Using the best-performing model with a moderate threshold and five years of available data (more than many districts using VAM actually have), the error rate is roughly 20 percent. This means that, for example, one in five of the teachers deemed ineffective is actually “average.”
So, even under relatively favorable methodological circumstances, value-added models’ identification of ineffective teachers “fails” about one in five times. With fewer years of data, the error rate increases to between roughly 25 percent (three years of data) and 35 percent (one year); see Table 4.2 (page 23) in the report.
These findings are backed up by a large body of previous research, such as the studies demonstrating the relatively high degree of instability in value-added scores between years (e.g., McCaffrey et al. 2009; Goldhaber and Hansen 2008; or this CALDER policy brief).
While it’s true that any performance measure is subject to error, these rates make it clear that value-added models are not ready to shoulder the identification burden that many people think (often assume) they can. Even though these methods are sophisticated, and getting better, no knowledgeable researcher will mince words about the imprecision of VAM.

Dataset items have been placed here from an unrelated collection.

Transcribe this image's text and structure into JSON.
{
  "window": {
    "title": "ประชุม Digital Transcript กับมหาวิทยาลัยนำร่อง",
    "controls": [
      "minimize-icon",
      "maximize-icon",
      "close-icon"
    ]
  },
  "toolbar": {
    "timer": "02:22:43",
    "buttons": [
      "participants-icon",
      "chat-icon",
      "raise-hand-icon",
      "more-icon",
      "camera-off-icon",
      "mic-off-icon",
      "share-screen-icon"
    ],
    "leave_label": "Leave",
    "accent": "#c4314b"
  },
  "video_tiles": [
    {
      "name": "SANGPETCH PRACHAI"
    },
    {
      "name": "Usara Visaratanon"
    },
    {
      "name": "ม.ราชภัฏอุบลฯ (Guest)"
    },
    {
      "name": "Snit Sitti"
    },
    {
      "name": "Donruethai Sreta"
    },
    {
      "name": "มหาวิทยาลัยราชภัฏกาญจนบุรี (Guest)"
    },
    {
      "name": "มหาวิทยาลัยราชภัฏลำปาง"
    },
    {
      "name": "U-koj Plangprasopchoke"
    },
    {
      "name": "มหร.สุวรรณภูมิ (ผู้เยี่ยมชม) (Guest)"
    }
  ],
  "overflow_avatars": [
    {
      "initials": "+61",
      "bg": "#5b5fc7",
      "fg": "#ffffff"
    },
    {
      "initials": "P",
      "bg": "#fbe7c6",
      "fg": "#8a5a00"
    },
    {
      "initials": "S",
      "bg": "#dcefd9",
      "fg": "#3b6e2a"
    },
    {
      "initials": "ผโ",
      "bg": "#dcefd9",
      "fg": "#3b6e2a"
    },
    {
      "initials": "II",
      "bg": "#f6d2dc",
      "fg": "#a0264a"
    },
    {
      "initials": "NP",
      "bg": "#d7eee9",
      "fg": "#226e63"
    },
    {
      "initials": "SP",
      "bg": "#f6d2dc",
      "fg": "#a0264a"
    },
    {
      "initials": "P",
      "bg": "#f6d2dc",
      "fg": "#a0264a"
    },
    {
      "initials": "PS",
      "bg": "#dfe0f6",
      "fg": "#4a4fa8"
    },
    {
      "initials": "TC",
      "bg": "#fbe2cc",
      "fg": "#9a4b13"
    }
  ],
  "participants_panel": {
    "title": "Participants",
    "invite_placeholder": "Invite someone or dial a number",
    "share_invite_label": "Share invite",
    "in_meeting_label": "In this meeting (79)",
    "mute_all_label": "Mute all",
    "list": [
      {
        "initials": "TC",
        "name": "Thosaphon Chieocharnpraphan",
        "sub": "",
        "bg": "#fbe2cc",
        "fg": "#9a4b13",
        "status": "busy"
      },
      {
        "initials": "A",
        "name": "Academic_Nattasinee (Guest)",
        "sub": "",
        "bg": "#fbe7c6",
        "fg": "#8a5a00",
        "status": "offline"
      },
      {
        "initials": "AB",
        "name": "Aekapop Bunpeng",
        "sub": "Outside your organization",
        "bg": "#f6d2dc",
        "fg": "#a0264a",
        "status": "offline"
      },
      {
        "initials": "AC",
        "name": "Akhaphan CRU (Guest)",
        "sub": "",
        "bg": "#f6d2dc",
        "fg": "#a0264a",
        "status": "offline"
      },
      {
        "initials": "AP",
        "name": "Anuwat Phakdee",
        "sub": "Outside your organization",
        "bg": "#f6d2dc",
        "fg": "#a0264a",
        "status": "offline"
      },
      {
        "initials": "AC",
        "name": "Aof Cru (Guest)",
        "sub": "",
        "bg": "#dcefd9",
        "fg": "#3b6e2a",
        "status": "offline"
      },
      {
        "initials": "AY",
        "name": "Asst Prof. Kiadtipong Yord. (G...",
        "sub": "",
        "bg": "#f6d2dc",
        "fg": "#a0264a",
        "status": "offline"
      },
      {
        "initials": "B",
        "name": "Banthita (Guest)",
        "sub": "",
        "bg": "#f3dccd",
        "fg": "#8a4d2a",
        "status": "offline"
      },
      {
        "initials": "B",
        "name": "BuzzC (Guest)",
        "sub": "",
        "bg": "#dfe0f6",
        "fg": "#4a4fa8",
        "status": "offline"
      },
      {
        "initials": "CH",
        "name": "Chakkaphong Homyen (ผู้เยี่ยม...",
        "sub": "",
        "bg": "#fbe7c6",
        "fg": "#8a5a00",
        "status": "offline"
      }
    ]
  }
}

Value added models have a great deal of potential in the quest to identify ineffective teachers (and also for instructional purposes), but when we start firing teachers based on evaluation systems in which VAM scores are heavily weighted (or to start paying teachers more based on them), the bar is high. These error rates ensure that states and districts that choose to rely disproportionately on value-added will inevitably be dismissing good teachers every year, possibly replacing them with novices who are considerably less skilled. In addition, the teaching profession will come to be one in which you might get fired for reasons that are, quite literally, random. Over time, both students and teachers, as a whole, will suffer. After all, what talented person will want to pursue a career like that?
Often lost in the debate over VAM is the fact that the most important decisions in using these models are political, not methodological. The estimates are what they are. How we use them is what matters most. If these models have a role to play in evaluation and pay systems, it must be commensurate with their limitations.
For instance, great care must be exercised in determining the cutoff points beyond which teachers are “deemed” ineffective, and under no circumstances should any system ignore margins of error in assigning these designations. There must also be other valid measures to gauge teacher effectiveness, so that VAM scores become just another corroborating indicator. And the importance of data availability (i.e., how many years) cannot be overstated (due to the larger sample size, the error rates of schoolwide value-added are roughly half those for individual teachers).
In many respects, Race to the Top and similar programs have incentivized the opposite of this caution. They claim to encourage “bold reforms,” but there is a thin line between boldness and recklessness. And right now, that line is straddling us.